Neurilemmomas or schwannomas originating from the Schwann cells account for approximately 30% of primary intraspinal tumors.[1] Spinal neurinomas are usually extramedullary intradural tumors. Because Schwann cells are not normally found within the parenchyma of the spinal cord, intramedullary schwannomas are rare.[2] We report a case of cervical intramedullary cystic schwannomas associated with segmental syrinx in a young patient without evidence of neurofibromatosis.

 Case Report

A 29-year-old man presented with a 3-year history of progressively worsening interscapular pain that radiated to the upper limbs. The pain was continuous, nondermatomal, and burning in nature. For about 1.5 months, he had progressive numbness and paresthesias of both upper limbs, and weakness of the left hand. Later, he developed stiffness in both lower limbs, and difficulty in walking and sphincter dysfunction. Examination revealed no evidence of neurocutaneous markers. Neurological evaluation revealed bilateral grip weakness with wasting of small muscles of the hand, causing claw-hand deformity of the left hand. Muscle tone and deep tendon reflexes were markedly increased in both lower limbs. Sensory examination was normal except for decreased pain sensation in the C6 to T12 dermatomes.

Magnetic resonance imaging (MRI) of the cervical spine revealed diffuse enlargement of the cervical spinal cord. The tumor was iso- to hypointense on a T1-weighted image and hyperintense on T2-weighted images. It showed a ring-like peripheral enhancement on Gadolinium injection. The tumor was extending into the root, causing its thickening [Figure 1] and [Figure 2]. There was a small segmental syrinx extending from the lower end of the tumor. At operation, the spinal cord was found diffusely enlarged from the C4 to C7 segment. A median myelotomy was done and the syrinx cavity was entered. At the upper end of the syrinx, the lower pole of the tumor was reached. The tumor was well defined and contained xanthochromic fluid. It was dissected all around and excised totally. Postoperatively the patient improved progressively. The histopathological examination revealed features typical of schwannoma. Immunostaining of the tumor cells with glial fibrillary acidic protein (GFAP) was negative but showed strong positivity with S-100 [Figure 3]A-C.

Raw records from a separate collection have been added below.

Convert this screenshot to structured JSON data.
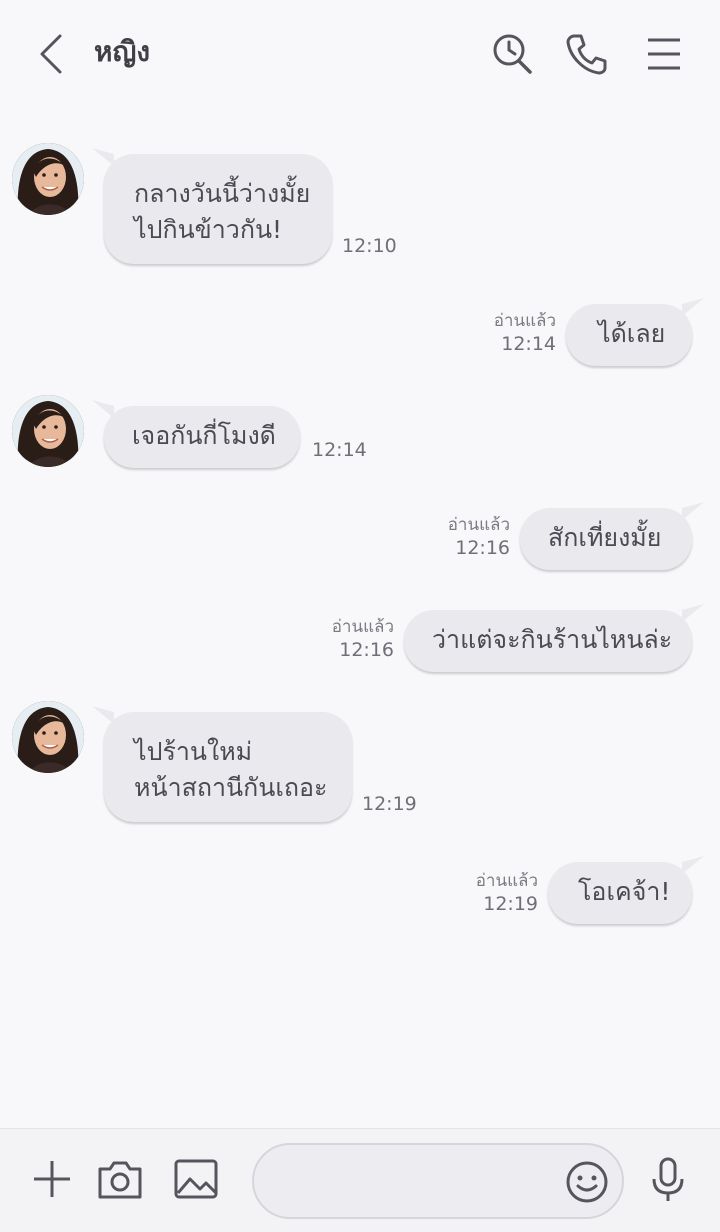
{
  "header": {
    "title": "หญิง",
    "icons": {
      "back": "chevron-left-icon",
      "search": "search-icon",
      "call": "phone-icon",
      "menu": "menu-icon"
    }
  },
  "messages": [
    {
      "side": "left",
      "lines": [
        "กลางวันนี้ว่างมั้ย",
        "ไปกินข้าวกัน!"
      ],
      "time": "12:10"
    },
    {
      "side": "right",
      "lines": [
        "ได้เลย"
      ],
      "time": "12:14",
      "read": "อ่านแล้ว"
    },
    {
      "side": "left",
      "lines": [
        "เจอกันกี่โมงดี"
      ],
      "time": "12:14"
    },
    {
      "side": "right",
      "lines": [
        "สักเที่ยงมั้ย"
      ],
      "time": "12:16",
      "read": "อ่านแล้ว"
    },
    {
      "side": "right",
      "lines": [
        "ว่าแต่จะกินร้านไหนล่ะ"
      ],
      "time": "12:16",
      "read": "อ่านแล้ว"
    },
    {
      "side": "left",
      "lines": [
        "ไปร้านใหม่",
        "หน้าสถานีกันเถอะ"
      ],
      "time": "12:19"
    },
    {
      "side": "right",
      "lines": [
        "โอเคจ้า!"
      ],
      "time": "12:19",
      "read": "อ่านแล้ว"
    }
  ],
  "composer": {
    "placeholder": "",
    "icons": {
      "add": "plus-icon",
      "camera": "camera-icon",
      "gallery": "image-icon",
      "emoji": "smiley-icon",
      "voice": "microphone-icon"
    }
  },
  "colors": {
    "background": "#f8f8fb",
    "bubble": "#e9e9ee",
    "text": "#4a4a52"
  }
}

Schwannomas most commonly arise from nerve sheaths in the spinal canal and are usually located in the intradural extramedullary region. Intramedullary schwannomas are rare, representing 0.3-1% of spinal cord neoplasms. [1],[2],[3] Since the first case of intramedullary schwannoma reported by Kernohan in 1931, about 60 cases of solitary schwannomas of the spinal cord have been reported in the literature.[1] Rarely, intramedullary neurinomas can be multiple.[4] The probable origin of these tumors could be from (1) Schwann cells along the intramedullary perivascular nerve plexus, (2) Schwann cells ensheathing aberrant intramedullary nerve fibers, (3) transformation of pial cells of neuroectodermal origin into Schwann cells (4) central displacement of Schwann cells during embryonic development, and (5) from the dorsal nerve root entry zone and centripetal growth.[4],[5]

Men are affected more commonly than women in a ratio of 2:1.[2] The age of the patients ranged from 9 to 75 years with a mean age of 40 years.[6] In nearly two-third of the patients, the cervical cord was affected followed by the thoracic cord in about 25% of cases.[2] In about 12% of reported patients, there was evidence of von Recklinghausen's disease.[4]

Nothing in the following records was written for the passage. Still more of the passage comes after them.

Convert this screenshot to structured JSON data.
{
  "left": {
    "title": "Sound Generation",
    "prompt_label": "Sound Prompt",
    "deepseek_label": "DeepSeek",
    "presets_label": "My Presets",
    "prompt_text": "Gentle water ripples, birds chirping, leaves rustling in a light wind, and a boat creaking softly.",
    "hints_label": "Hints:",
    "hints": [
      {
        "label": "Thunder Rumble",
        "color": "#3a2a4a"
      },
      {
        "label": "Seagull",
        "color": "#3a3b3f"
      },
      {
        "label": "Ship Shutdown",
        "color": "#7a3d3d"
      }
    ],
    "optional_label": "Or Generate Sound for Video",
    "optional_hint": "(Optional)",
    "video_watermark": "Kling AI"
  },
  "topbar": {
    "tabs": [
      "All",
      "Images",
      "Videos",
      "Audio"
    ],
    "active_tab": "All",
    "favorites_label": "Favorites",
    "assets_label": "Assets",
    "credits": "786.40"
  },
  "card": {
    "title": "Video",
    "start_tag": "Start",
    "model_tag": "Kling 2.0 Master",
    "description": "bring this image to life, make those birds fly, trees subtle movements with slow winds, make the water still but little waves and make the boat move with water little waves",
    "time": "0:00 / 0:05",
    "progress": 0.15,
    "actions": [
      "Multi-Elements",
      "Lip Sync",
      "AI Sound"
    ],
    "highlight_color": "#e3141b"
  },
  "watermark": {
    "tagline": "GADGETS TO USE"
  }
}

The MRI signal intensity depends not only on macroscopic features such as solid or cystic components and degenerative processes but also on histological composition such as the presence of Antoni A or Antoni B tissue and melanotic variant.[3] A correct preoperative diagnosis is possible only when a predominant extramedullary component is present[5] or when the intramedullary spinal cord tumor is in continuity with a thickened spinal root.[5] The association of syringomyelia with intramedullary schwannomas is rare.[7]

Intramedullary schwannomas are benign tumors posteriorly located in the spinal cord. Hence, a complete resection is the treatment of choice.[2] Because of the rarity of Schwann cell tumors in the intramedullary region, diagnosis should be made with caution, and tumors that resemble schwannoma should be excluded using immunostaining with GFAP and S-100 protein.[8]